Traefik + Azure Kubernetes

Just a random note or two …

At work we moved to use Azure for most of our hosting, for ‘reasons’. We run much of our workload through kubernetes.

The Azure portal has a nice integration to easily deploy a project from a github repo into Kubernetes, and when it does, it puts each project in it’s own namespace.

In order to deploy some new functionality, I finally bit the bullet and tried to get some sort of Ingress router in place. I chose to use Traefik.

Some random notes ….

  1. You need to configure/run Traefik with –providers.kubernetescrd.allowCrossNamespace=true, without this it’s not possible for e.g. Traefik (in the ‘traefik’ namespace) to use MyCoolApi in the ‘api’ namespace.

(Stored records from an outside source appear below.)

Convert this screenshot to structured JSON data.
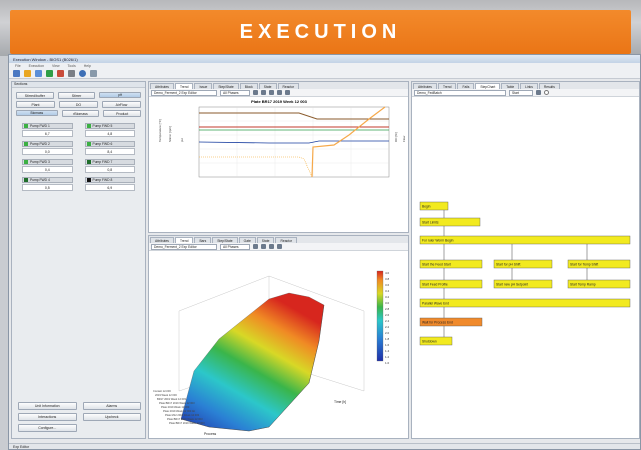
{
  "banner": {
    "title": "EXECUTION"
  },
  "window": {
    "title": "Execution Window - BIOS1 (B026/1)",
    "status": "Exp Editor"
  },
  "menu": [
    "File",
    "Execution",
    "View",
    "Tools",
    "Help"
  ],
  "left": {
    "header": "Sections",
    "mode_buttons": [
      [
        "Stirred/buffer",
        "Stirrer",
        "pH"
      ],
      [
        "Plant",
        "DO",
        "AirFlow"
      ],
      [
        "Biomass",
        "rBiomass",
        "Product"
      ]
    ],
    "pumps": [
      {
        "name": "Pump FWD 1",
        "value": "6,7"
      },
      {
        "name": "Pump FWD 5",
        "value": "4,8"
      },
      {
        "name": "Pump FWD 2",
        "value": "0,0"
      },
      {
        "name": "Pump FWD 6",
        "value": "8,4"
      },
      {
        "name": "Pump FWD 3",
        "value": "0,4"
      },
      {
        "name": "Pump FWD 7",
        "value": "0,8"
      },
      {
        "name": "Pump FWD 4",
        "value": "0,5"
      },
      {
        "name": "Pump FWD 8",
        "value": "6,9"
      }
    ],
    "bottom_buttons": [
      "Unit Information",
      "Alarms",
      "Interactions",
      "Upcheck",
      "Configure..."
    ]
  },
  "middle": {
    "top_tabs": [
      "Attributes",
      "Trend",
      "Issue",
      "Step/State",
      "Block",
      "State",
      "Reactor"
    ],
    "top_select": "Demo_Ferment_2 Exp Editor",
    "top_select2": "All Phases",
    "trend_title": "Plate BR17 2019 Week 12 003",
    "trend_ylabels": [
      "Temperature [°C]",
      "Stirrer [rpm]",
      "pH",
      "DO [%]",
      "Flow"
    ],
    "bottom_tabs": [
      "Attributes",
      "Trend",
      "Bars",
      "Step/State",
      "Gate",
      "State",
      "Reactor"
    ],
    "bottom_select": "Demo_Ferment_2 Exp Editor",
    "surface_xlabel": "Time [h]",
    "surface_ylabel": "Process",
    "legend_values": [
      "4.0",
      "3.8",
      "3.6",
      "3.4",
      "3.2",
      "3.0",
      "2.8",
      "2.6",
      "2.4",
      "2.2",
      "2.0",
      "1.8",
      "1.6",
      "1.4",
      "1.2",
      "1.0"
    ],
    "run_labels": [
      "Contact 12-003",
      "2019 Week 12 003",
      "BR17 2019 Week 12 003",
      "Plate BR17 2019 Week 12 003",
      "Plate 2019 Week 12 003",
      "Plate 2019 Week 12 003 Ab",
      "Plate M12 2019 Week 12 003",
      "Plate BR17 2019 Week 12 003",
      "Plate BR17 2019 Week 12 003"
    ]
  },
  "right": {
    "tabs": [
      "Attributes",
      "Trend",
      "Fails",
      "StepChart",
      "Table",
      "Links",
      "Results"
    ],
    "select": "Demo_FedBatch",
    "select2": "Start",
    "steps": [
      "Begin",
      "Start Limits",
      "For ruler Worm Begin",
      "Start the Feed Start",
      "Start for pH Shift",
      "Start for Temp Shift",
      "Start Feed Profile",
      "Start new pH Setpoint",
      "Start Temp Ramp",
      "Parallel Wave End",
      "Wait for Process End",
      "Shutdown"
    ]
  },
  "colors": {
    "banner": "#ee7e1f",
    "step": "#f2ea1f",
    "step_alert": "#f08a2c"
  }
}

The IngressRoute HAS to be in the same namespace as traefik is running in …. and the IngressRoute needs to reference a service in a different namespace…
  2. While you’re poking around, you probably want to load traefik with –log.level=DEBUG
  3. Use cert-manager for LetsEncrypt certificates (see https://www.andyroberts.nz/posts/aks-traefik-https/ for some details)
  4. You need to make sure you’re using a fairly recent Kubernetes variant – ours was on 1.19.something, which helpfully just silently”didn’t work” when trying to get the cross namespace stuff working.
  5. Use k9s as a quick way to view logs/pods within the cluster.

Example Ingress Route

apiVersion: traefik.containo.us/v1alpha1
kind: IngressRoute
metadata:
  namespace: traefik
  name: projectx-ingressroute
  annotations:
    kubernetes.io/ingress.class: traefik
    cert-manager.io/cluster-issuer: my-ssl-cert

spec:
  entryPoints:
    - websecure    
  routes:
    - kind: Rule
      match: Host(`mydomain.com`) && PathPrefix(`/foo`) 
      services:
        - name: foo-api-service
          namespace: foo-namespace
          port: 80
  tls:
    secretName: my-ssl-cert-tls
    domains:
    - main: mydomain.com

Initially I tried to use traefik’s inbuilt LetsEncrypt provider support; and wanted to have a shared filesystem (azure storage, cifs etc) so multiple Traefik replicas could both share the same certificate store…. unfortunately this just won’t work, as the CIFS share gets mounted with 777 perms, which Traefik refuses to put up with.